Auf dem Weg der Heilung

Claudiusstraße 3, 10557

Unsere erste Begegnung fand im Juni 2023 statt. Während sie ihre Praxis ein letztes Mal aufräumte, erklärte sie stolz: „Dieses Gebäude ist eines der wenigen, das im Krieg nicht bombardiert wurde! Wir Chines:innen glauben an Feng Shui, und das Feng Shui dieses Gebäudes muss sehr gut gewesen sein, dass es der Zerstörung entgangen ist. Ich glaube, dass die Menschen, die hier leben, auch sehr glücklich sein können. Für mich persönlich ist dieser Ort ein wahrer Feng Shui-Schatz. Ich arbeite seit über dreißig Jahren hier und habe mich immer beschützt und unglaublich glücklich gefühlt.“

Die Claudiusstraße 3 liegt in einer ruhigen Straße, umgeben von anderen alten  Gebäuden, die den Krieg wie durch ein Wunder überstanden haben. Mit seiner roten  Backsteinfassade, den dekorativen Bögen und den hohen, schmalen Fenstern  spiegelt das Gebäude den eleganten Baustil des späten 19. und frühen 20.  Jahrhunderts wieder.
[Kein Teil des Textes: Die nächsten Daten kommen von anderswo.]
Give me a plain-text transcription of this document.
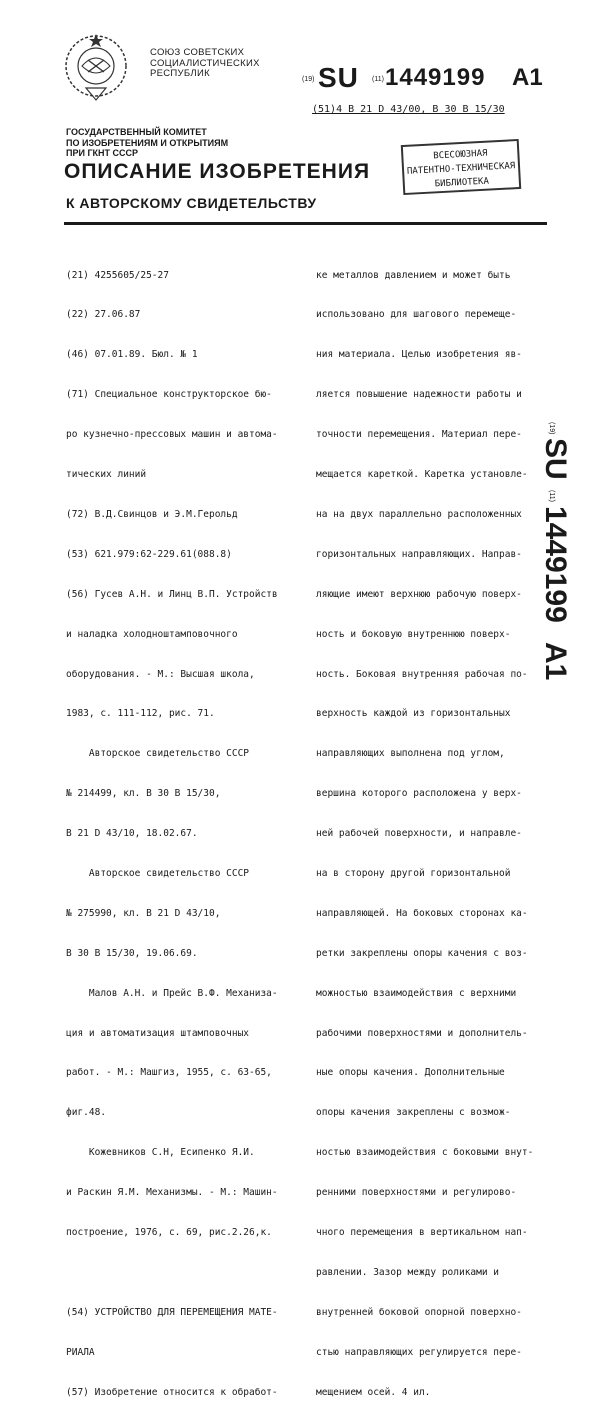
СОЮЗ СОВЕТСКИХ
СОЦИАЛИСТИЧЕСКИХ
РЕСПУБЛИК
(19) SU (11) 1449199 A1
(51)4 В 21 D 43/00, В 30 В 15/30
ГОСУДАРСТВЕННЫЙ КОМИТЕТ
ПО ИЗОБРЕТЕНИЯМ И ОТКРЫТИЯМ
ПРИ ГКНТ СССР	ВСЕСОЮЗНАЯ
ПАТЕНТНО-ТЕХНИЧЕСКАЯ
БИБЛИОТЕКА
ОПИСАНИЕ ИЗОБРЕТЕНИЯ
К АВТОРСКОМУ СВИДЕТЕЛЬСТВУ

(21) 4255605/25-27

(22) 27.06.87

(46) 07.01.89. Бюл. № 1

(71) Специальное конструкторское бю-

ро кузнечно-прессовых машин и автома-

тических линий

(72) В.Д.Свинцов и Э.М.Герольд

(53) 621.979:62-229.61(088.8)

(56) Гусев А.Н. и Линц В.П. Устройств

и наладка холодноштамповочного

оборудования. - М.: Высшая школа,

1983, с. 111-112, рис. 71.

Авторское свидетельство СССР

№ 214499, кл. В 30 В 15/30,

В 21 D 43/10, 18.02.67.

Авторское свидетельство СССР

№ 275990, кл. В 21 D 43/10,

В 30 В 15/30, 19.06.69.

Малов А.Н. и Прейс В.Ф. Механиза-

ция и автоматизация штамповочных

работ. - М.: Машгиз, 1955, с. 63-65,

фиг.48.

Кожевников С.Н, Есипенко Я.И.

и Раскин Я.М. Механизмы. - М.: Машин-

построение, 1976, с. 69, рис.2.26,к.

(54) УСТРОЙСТВО ДЛЯ ПЕРЕМЕЩЕНИЯ МАТЕ-

РИАЛА

(57) Изобретение относится к обработ-

ке металлов давлением и может быть

использовано для шагового перемеще-

ния материала. Целью изобретения яв-

ляется повышение надежности работы и

точности перемещения. Материал пере-

мещается кареткой. Каретка установле-

на на двух параллельно расположенных

горизонтальных направляющих. Направ-

ляющие имеют верхнюю рабочую поверх-

ность и боковую внутреннюю поверх-

ность. Боковая внутренняя рабочая по-

верхность каждой из горизонтальных

направляющих выполнена под углом,

вершина которого расположена у верх-

ней рабочей поверхности, и направле-

на в сторону другой горизонтальной

направляющей. На боковых сторонах ка-

ретки закреплены опоры качения с воз-

можностью взаимодействия с верхними

рабочими поверхностями и дополнитель-

ные опоры качения. Дополнительные

опоры качения закреплены с возмож-

ностью взаимодействия с боковыми внут-

ренними поверхностями и регулирово-

чного перемещения в вертикальном нап-

равлении. Зазор между роликами и

внутренней боковой опорной поверхно-

стью направляющих регулируется пере-

мещением осей. 4 ил.

(19)
SU
(11)
1449199
A1
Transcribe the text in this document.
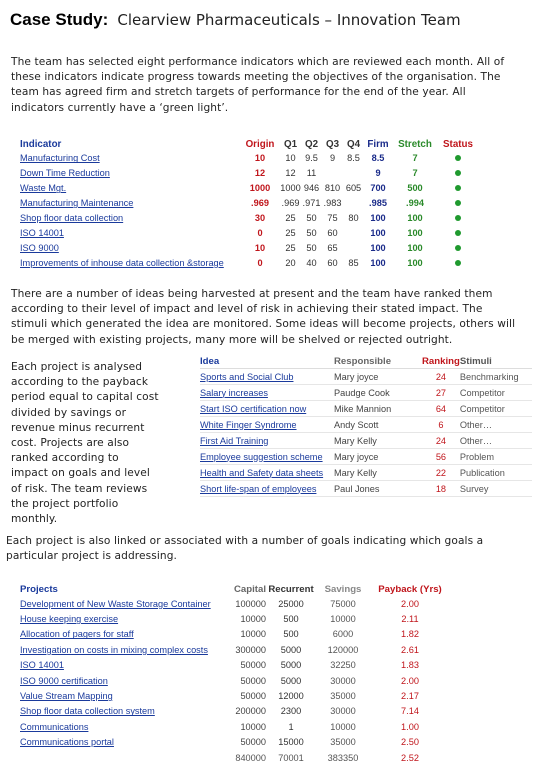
Case Study: Clearview Pharmaceuticals – Innovation Team
The team has selected eight performance indicators which are reviewed each month. All of these indicators indicate progress towards meeting the objectives of the organisation. The team has agreed firm and stretch targets of performance for the end of the year. All indicators currently have a ‘green light’.
Indicator	Origin	Q1	Q2	Q3	Q4	Firm	Stretch	Status
Manufacturing Cost	10	10	9.5	9	8.5	8.5	7	
Down Time Reduction	12	12	11			9	7	
Waste Mgt.	1000	1000	946	810	605	700	500	
Manufacturing Maintenance	.969	.969	.971	.983		.985	.994	
Shop floor data collection	30	25	50	75	80	100	100	
ISO 14001	0	25	50	60		100	100	
ISO 9000	10	25	50	65		100	100	
Improvements of inhouse data collection &storage	0	20	40	60	85	100	100	
There are a number of ideas being harvested at present and the team have ranked them according to their level of impact and level of risk in achieving their stated impact. The stimuli which generated the idea are monitored. Some ideas will become projects, others will be merged with existing projects, many more will be shelved or rejected outright.
Each project is analysed according to the payback period equal to capital cost divided by savings or revenue minus recurrent cost. Projects are also ranked according to impact on goals and level of risk. The team reviews the project portfolio monthly.
Idea	Responsible	Ranking	Stimuli
Sports and Social Club	Mary joyce	24	Benchmarking
Salary increases	Paudge Cook	27	Competitor
Start ISO certification now	Mike Mannion	64	Competitor
White Finger Syndrome	Andy Scott	6	Other…
First Aid Training	Mary Kelly	24	Other…
Employee suggestion scheme	Mary joyce	56	Problem
Health and Safety data sheets	Mary Kelly	22	Publication
Short life-span of employees	Paul Jones	18	Survey
Each project is also linked or associated with a number of goals indicating which goals a particular project is addressing.
Projects	Capital	Recurrent	Savings	Payback (Yrs)
Development of New Waste Storage Container	100000	25000	75000	2.00
House keeping exercise	10000	500	10000	2.11
Allocation of pagers for staff	10000	500	6000	1.82
Investigation on costs in mixing complex costs	300000	5000	120000	2.61
ISO 14001	50000	5000	32250	1.83
ISO 9000 certification	50000	5000	30000	2.00
Value Stream Mapping	50000	12000	35000	2.17
Shop floor data collection system	200000	2300	30000	7.14
Communications	10000	1	10000	1.00
Communications portal	50000	15000	35000	2.50
	840000	70001	383350	2.52
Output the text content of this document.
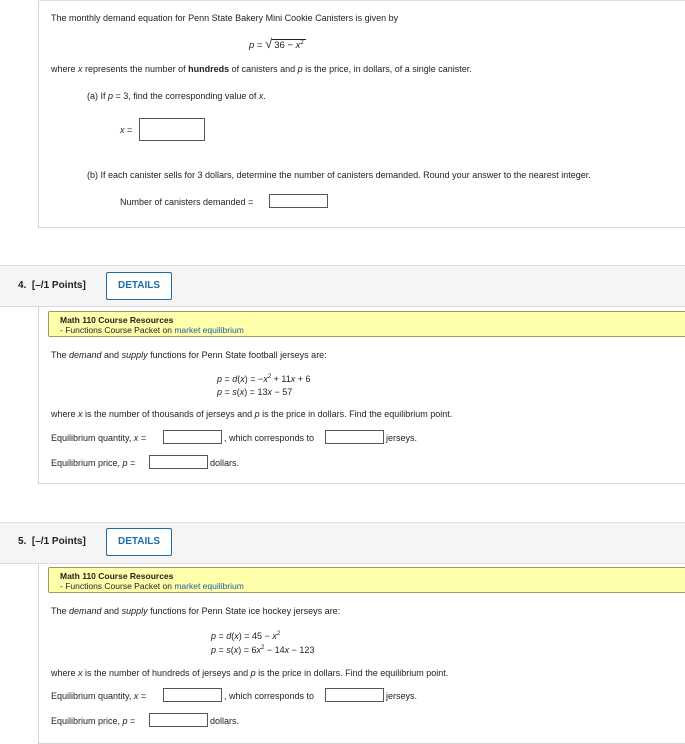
The monthly demand equation for Penn State Bakery Mini Cookie Canisters is given by
p = √ $36 - x^2$
where x represents the number of hundreds of canisters and p is the price, in dollars, of a single canister.
(a) If p = 3, find the corresponding value of x.
x =
(b) If each canister sells for 3 dollars, determine the number of canisters demanded. Round your answer to the nearest integer.
Number of canisters demanded =
4. [–/1 Points]	DETAILS
Math 110 Course Resources
- Functions Course Packet on market equilibrium
The demand and supply functions for Penn State football jerseys are:
$p = d(x) = -x^2 + 11x + 6$
p = s(x) = 13x − 57
where x is the number of thousands of jerseys and p is the price in dollars. Find the equilibrium point.
Equilibrium quantity, x =	, which corresponds to	jerseys.
Equilibrium price, p =	dollars.
5. [–/1 Points]	DETAILS
Math 110 Course Resources
- Functions Course Packet on market equilibrium
The demand and supply functions for Penn State ice hockey jerseys are:
$p = d(x) = 45 - x^2$
$p = s(x) = 6x^2 - 14x - 123$
where x is the number of hundreds of jerseys and p is the price in dollars. Find the equilibrium point.
Equilibrium quantity, x =	, which corresponds to	jerseys.
Equilibrium price, p =	dollars.
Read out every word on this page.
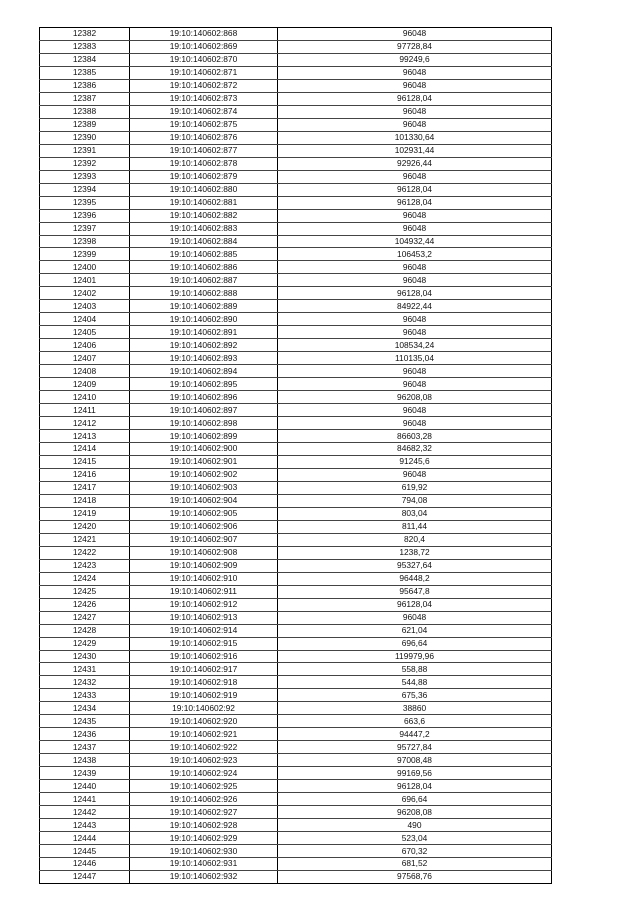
12382	19:10:140602:868	96048
12383	19:10:140602:869	97728,84
12384	19:10:140602:870	99249,6
12385	19:10:140602:871	96048
12386	19:10:140602:872	96048
12387	19:10:140602:873	96128,04
12388	19:10:140602:874	96048
12389	19:10:140602:875	96048
12390	19:10:140602:876	101330,64
12391	19:10:140602:877	102931,44
12392	19:10:140602:878	92926,44
12393	19:10:140602:879	96048
12394	19:10:140602:880	96128,04
12395	19:10:140602:881	96128,04
12396	19:10:140602:882	96048
12397	19:10:140602:883	96048
12398	19:10:140602:884	104932,44
12399	19:10:140602:885	106453,2
12400	19:10:140602:886	96048
12401	19:10:140602:887	96048
12402	19:10:140602:888	96128,04
12403	19:10:140602:889	84922,44
12404	19:10:140602:890	96048
12405	19:10:140602:891	96048
12406	19:10:140602:892	108534,24
12407	19:10:140602:893	110135,04
12408	19:10:140602:894	96048
12409	19:10:140602:895	96048
12410	19:10:140602:896	96208,08
12411	19:10:140602:897	96048
12412	19:10:140602:898	96048
12413	19:10:140602:899	86603,28
12414	19:10:140602:900	84682,32
12415	19:10:140602:901	91245,6
12416	19:10:140602:902	96048
12417	19:10:140602:903	619,92
12418	19:10:140602:904	794,08
12419	19:10:140602:905	803,04
12420	19:10:140602:906	811,44
12421	19:10:140602:907	820,4
12422	19:10:140602:908	1238,72
12423	19:10:140602:909	95327,64
12424	19:10:140602:910	96448,2
12425	19:10:140602:911	95647,8
12426	19:10:140602:912	96128,04
12427	19:10:140602:913	96048
12428	19:10:140602:914	621,04
12429	19:10:140602:915	696,64
12430	19:10:140602:916	119979,96
12431	19:10:140602:917	558,88
12432	19:10:140602:918	544,88
12433	19:10:140602:919	675,36
12434	19:10:140602:92	38860
12435	19:10:140602:920	663,6
12436	19:10:140602:921	94447,2
12437	19:10:140602:922	95727,84
12438	19:10:140602:923	97008,48
12439	19:10:140602:924	99169,56
12440	19:10:140602:925	96128,04
12441	19:10:140602:926	696,64
12442	19:10:140602:927	96208,08
12443	19:10:140602:928	490
12444	19:10:140602:929	523,04
12445	19:10:140602:930	670,32
12446	19:10:140602:931	681,52
12447	19:10:140602:932	97568,76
Zugleich fügt es sich harmonisch in die neuere Bebauung ein,  die hier in den letzten Jahren entstanden ist.  

Auch in der Akupunkturpraxis, die hier bis 2023 betrieben wurde, wirkt die alte Kunst der chinesischen Medizin in moderner westlicher Umgebung natürlich und ausgewogen: ich erlebe die Atmosphäre als ein nahtloses Nebeneinander von Vergangenheit und Moderne.

Dieser Ort war das Heilreich der Dr. Wu. Viele Menschen, die lange unter  Schmerzen litten, erfuhren hier Linderung. „Ich habe mit 14 Jahren als Krankenschwester angefangen und bin seit 50 Jahren im  medizinischen Bereich tätig. Ich liebe diese Arbeit sehr”, erzählt Dr. Wu. Ihre  Teenagerjahre fielen mit Chinas Kulturrevolution zusammen, einer Zeit des  chaotischen Umbruchs. Obwohl auch Dr. Wu die dramatische Unordnung und  Zerstörung selbst erlebte, hielt sie das nicht davon ab, sich eine medizinische  Karriere aufzubauen. Auch nach der Kulturrevolution setzte sie ihren Weg  konsequent fort und legte damit den Grundstein für ihre spätere medizinische  Tätigkeit in Deutschland, die ihr dann niemand mehr nehmen konnte. 

Als China sich zu öffnen begann, ergriff Dr. Wu die Gelegenheit für eine Ausbildung  im Ausland und kam allein nach West-Berlin, in eine Stadt, die durch die Mauer  geteilt war. Dort lernte sie das Medizinsystem kennen und passte ihre Arbeit daran  an, während sie an der Universität Traditionelle Chinesische Medizin (TCM)  unterrichtete. Trotz der sprachlichen und kulturellen Herausforderungen konnte Dr.  Wu dank ihrer fundierten Akupunkturkenntnisse unzählige Menschen heilen und das  Vertrauen von Patient:innen und Kolleg:innen gewinnen. „Viele Familien kommen  seit Generationen zur Behandlung hierher", sagt sie lächelnd.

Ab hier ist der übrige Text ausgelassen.